Rademacher Meets Colors: More Expressivity, but at What Cost ?
Martin Carrasco, Caio F. Deberaldini Netto, Vahan A. Martirosyan, Aneeqa Mehrab, Ehimare Okoyomon, Caterina Graziani
TL;DR
This work analyzes why increasing GNN expressivity can harm generalization by tying expressivity to color-based partitions via WL colorings and linking this to data-dependent Rademacher complexity. The main result shows the empirical Rademacher complexity is bounded by the number of color classes $p$ induced by the coloring, with tighter bounds to $\sqrt{p/m}$ when outputs lie in $[-1,1]$, demonstrating a concrete expressivity-generalization trade-off.
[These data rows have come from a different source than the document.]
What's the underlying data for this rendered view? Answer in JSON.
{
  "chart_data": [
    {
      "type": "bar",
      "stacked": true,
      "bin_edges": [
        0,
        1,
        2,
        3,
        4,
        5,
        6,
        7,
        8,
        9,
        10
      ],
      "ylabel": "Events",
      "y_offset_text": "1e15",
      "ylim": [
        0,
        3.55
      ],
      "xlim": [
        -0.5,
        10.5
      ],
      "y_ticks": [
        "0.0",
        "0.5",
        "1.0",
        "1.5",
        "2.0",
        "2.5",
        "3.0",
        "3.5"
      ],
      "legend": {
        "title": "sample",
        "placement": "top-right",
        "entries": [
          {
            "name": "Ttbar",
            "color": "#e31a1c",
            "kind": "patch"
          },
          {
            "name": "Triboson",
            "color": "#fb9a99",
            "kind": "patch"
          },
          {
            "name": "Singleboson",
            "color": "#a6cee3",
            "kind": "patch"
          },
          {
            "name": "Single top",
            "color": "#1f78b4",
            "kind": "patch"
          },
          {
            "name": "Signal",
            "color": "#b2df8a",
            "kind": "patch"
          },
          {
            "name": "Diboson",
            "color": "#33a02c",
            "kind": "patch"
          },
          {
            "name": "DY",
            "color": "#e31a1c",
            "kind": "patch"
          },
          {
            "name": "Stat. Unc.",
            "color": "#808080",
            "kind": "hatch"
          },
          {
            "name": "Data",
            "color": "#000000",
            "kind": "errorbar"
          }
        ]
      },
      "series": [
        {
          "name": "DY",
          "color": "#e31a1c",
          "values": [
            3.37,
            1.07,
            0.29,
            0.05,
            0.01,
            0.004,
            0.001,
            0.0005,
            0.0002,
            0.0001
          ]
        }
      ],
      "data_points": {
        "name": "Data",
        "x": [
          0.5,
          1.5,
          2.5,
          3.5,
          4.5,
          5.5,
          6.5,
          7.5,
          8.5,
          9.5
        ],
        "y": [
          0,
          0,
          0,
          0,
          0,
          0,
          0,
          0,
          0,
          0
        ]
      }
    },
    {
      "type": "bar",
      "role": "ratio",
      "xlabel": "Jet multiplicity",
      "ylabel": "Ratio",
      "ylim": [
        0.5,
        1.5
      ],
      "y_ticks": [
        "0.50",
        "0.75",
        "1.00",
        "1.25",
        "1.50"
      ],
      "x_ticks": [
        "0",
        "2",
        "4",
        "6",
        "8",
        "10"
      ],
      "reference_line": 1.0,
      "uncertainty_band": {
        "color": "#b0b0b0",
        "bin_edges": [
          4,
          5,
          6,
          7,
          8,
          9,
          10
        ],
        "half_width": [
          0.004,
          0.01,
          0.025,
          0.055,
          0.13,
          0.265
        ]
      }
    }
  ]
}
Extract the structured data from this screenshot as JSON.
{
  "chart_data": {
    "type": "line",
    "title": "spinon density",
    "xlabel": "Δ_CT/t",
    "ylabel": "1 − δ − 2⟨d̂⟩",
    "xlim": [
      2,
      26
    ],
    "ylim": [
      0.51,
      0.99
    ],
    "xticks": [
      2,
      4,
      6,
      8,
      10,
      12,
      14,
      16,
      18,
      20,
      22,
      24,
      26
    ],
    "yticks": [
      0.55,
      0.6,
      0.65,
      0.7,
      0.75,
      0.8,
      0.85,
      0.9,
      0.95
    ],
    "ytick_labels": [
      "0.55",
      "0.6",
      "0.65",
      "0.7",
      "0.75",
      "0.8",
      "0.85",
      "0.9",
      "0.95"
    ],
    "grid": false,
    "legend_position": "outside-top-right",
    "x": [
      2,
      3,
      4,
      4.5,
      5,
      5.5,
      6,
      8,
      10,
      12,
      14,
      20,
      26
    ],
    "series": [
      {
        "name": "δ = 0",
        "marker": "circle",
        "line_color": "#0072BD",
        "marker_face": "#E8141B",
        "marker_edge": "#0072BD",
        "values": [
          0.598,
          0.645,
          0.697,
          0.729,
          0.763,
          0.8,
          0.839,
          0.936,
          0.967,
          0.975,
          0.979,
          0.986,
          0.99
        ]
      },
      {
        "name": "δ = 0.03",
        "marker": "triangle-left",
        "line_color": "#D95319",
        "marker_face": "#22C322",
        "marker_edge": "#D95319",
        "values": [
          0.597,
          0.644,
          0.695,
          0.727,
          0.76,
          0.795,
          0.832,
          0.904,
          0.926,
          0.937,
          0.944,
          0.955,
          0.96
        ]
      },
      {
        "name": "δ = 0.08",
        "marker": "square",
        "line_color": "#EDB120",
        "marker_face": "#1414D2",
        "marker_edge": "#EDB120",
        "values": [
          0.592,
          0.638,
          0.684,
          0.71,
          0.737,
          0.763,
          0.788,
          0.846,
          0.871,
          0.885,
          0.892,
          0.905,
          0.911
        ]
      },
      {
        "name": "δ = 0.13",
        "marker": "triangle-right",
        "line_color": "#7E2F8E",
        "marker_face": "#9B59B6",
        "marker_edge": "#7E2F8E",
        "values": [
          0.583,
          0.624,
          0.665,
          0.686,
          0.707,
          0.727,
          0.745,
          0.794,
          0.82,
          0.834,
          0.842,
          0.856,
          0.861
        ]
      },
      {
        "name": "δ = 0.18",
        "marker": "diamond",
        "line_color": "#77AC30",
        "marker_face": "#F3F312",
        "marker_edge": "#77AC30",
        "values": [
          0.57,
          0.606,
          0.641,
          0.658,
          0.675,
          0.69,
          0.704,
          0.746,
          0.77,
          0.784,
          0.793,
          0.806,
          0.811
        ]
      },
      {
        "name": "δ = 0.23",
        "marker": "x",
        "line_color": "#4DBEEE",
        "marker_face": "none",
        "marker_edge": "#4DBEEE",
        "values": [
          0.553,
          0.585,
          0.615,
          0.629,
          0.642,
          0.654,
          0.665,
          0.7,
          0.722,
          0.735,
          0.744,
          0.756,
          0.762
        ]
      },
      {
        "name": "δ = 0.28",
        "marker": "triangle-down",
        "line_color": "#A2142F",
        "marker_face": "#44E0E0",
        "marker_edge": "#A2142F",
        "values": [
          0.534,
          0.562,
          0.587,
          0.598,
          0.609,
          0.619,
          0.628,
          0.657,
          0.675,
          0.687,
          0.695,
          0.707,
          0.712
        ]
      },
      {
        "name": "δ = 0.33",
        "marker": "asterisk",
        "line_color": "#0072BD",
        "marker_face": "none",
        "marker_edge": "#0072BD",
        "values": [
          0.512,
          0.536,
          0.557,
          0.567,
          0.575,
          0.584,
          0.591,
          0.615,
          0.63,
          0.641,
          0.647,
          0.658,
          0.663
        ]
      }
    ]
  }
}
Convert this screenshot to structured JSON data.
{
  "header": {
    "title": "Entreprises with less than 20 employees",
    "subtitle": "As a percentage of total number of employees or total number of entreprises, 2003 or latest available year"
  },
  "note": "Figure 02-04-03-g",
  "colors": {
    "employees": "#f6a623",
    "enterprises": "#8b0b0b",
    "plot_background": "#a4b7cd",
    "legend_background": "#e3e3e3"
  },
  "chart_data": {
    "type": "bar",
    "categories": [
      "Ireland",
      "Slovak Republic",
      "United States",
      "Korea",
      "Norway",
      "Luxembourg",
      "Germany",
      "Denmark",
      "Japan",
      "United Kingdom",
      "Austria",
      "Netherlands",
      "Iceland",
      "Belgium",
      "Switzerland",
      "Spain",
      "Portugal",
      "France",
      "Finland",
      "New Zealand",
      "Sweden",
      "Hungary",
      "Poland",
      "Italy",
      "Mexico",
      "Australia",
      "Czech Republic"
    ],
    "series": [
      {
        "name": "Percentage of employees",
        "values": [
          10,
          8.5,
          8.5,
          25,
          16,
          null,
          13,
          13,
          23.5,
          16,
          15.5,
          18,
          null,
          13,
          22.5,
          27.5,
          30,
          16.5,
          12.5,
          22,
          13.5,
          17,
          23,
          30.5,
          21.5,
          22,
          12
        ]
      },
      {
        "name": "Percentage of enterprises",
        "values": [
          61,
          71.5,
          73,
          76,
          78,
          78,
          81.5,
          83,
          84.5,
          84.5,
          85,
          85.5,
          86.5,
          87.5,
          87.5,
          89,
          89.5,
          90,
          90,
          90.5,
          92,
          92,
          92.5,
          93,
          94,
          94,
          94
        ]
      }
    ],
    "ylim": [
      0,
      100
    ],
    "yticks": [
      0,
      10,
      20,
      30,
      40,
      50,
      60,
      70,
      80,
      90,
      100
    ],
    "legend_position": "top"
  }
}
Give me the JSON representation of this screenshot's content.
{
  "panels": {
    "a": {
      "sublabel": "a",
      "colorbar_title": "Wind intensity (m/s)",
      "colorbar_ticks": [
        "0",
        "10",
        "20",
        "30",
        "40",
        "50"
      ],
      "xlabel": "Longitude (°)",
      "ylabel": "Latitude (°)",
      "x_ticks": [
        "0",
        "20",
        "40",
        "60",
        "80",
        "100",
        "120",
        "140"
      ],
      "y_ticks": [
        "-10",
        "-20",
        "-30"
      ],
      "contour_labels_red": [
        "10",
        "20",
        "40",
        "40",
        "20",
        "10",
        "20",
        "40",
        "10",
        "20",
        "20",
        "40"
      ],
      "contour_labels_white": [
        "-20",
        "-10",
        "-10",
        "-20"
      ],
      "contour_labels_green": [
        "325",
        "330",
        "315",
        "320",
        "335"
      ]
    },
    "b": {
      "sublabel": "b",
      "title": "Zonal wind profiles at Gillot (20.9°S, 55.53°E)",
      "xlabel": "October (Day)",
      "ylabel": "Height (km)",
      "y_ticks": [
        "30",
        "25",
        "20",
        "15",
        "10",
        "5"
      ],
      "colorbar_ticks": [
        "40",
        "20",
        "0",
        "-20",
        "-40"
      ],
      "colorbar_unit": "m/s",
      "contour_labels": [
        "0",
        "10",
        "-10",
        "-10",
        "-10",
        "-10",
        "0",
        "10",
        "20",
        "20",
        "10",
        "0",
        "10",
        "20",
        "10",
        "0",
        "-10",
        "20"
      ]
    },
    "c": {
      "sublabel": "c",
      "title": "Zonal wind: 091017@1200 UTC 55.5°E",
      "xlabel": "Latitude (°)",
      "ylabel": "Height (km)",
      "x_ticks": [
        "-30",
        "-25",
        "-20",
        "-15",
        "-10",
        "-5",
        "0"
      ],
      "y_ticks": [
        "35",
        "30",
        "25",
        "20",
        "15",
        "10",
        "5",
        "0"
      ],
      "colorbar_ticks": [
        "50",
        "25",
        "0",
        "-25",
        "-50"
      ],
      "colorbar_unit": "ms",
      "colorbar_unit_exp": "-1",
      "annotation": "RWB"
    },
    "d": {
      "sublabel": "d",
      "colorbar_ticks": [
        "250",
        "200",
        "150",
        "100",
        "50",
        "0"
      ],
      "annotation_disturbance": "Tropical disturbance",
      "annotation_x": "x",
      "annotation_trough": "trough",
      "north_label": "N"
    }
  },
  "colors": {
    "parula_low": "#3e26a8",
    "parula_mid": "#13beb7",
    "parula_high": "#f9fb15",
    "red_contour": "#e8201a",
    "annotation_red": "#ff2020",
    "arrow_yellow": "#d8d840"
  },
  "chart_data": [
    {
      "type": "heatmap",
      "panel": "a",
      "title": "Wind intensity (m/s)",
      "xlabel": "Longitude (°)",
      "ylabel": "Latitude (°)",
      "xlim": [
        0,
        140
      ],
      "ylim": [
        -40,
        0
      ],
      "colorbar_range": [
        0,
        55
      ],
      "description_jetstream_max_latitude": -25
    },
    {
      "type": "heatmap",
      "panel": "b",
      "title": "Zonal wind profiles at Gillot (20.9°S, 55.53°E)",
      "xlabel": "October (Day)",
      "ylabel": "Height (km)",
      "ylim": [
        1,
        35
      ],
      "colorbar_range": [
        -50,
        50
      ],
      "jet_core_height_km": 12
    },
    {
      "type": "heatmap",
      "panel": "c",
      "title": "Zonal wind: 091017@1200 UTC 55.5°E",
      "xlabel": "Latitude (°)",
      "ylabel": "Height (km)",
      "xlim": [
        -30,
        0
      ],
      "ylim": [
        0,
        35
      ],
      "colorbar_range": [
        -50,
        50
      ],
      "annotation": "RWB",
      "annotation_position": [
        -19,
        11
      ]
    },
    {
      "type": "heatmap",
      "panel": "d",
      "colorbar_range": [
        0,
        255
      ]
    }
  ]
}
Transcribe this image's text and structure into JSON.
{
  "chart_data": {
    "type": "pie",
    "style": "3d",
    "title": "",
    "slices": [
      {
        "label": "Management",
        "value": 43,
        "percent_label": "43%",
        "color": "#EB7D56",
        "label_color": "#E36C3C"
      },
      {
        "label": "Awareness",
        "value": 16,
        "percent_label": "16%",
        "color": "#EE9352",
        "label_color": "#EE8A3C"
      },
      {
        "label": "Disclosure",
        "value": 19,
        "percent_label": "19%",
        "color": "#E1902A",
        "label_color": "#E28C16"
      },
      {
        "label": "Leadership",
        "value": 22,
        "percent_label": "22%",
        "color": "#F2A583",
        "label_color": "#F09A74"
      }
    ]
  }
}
It further proves stability under color-count perturbations and extends the analysis to arbitrary coloring schemes beyond 1-WL, providing a unified framework across GNN architectures. The findings offer principled guidance for designing expressive yet robust GNNs and motivate future work on extending the approach to broader graph-learning tasks and distributional settings.
Abstract
The expressive power of graph neural networks (GNNs) is typically understood through their correspondence with graph isomorphism tests such as the Weisfeiler-Leman (WL) hierarchy. While more expressive GNNs can distinguish a richer set of graphs, they are also observed to suffer from higher generalization error. This work provides a theoretical explanation for this trade-off by linking expressivity and generalization through the lens of coloring algorithms. Specifically, we show that the number of equivalence classes induced by WL colorings directly bounds the GNNs Rademacher complexity -- a key data-dependent measure of generalization. Our analysis reveals that greater expressivity leads to higher complexity and thus weaker generalization guarantees. Furthermore, we prove that the Rademacher complexity is stable under perturbations in the color counts across different samples, ensuring robustness to sampling variability across datasets. Importantly, our framework is not restricted to message-passing GNNs or 1-WL, but extends to arbitrary GNN architectures and expressivity measures that partition graphs into equivalence classes. These results unify the study of expressivity and generalization in GNNs, providing a principled understanding of why increasing expressive power often comes at the cost of generalization.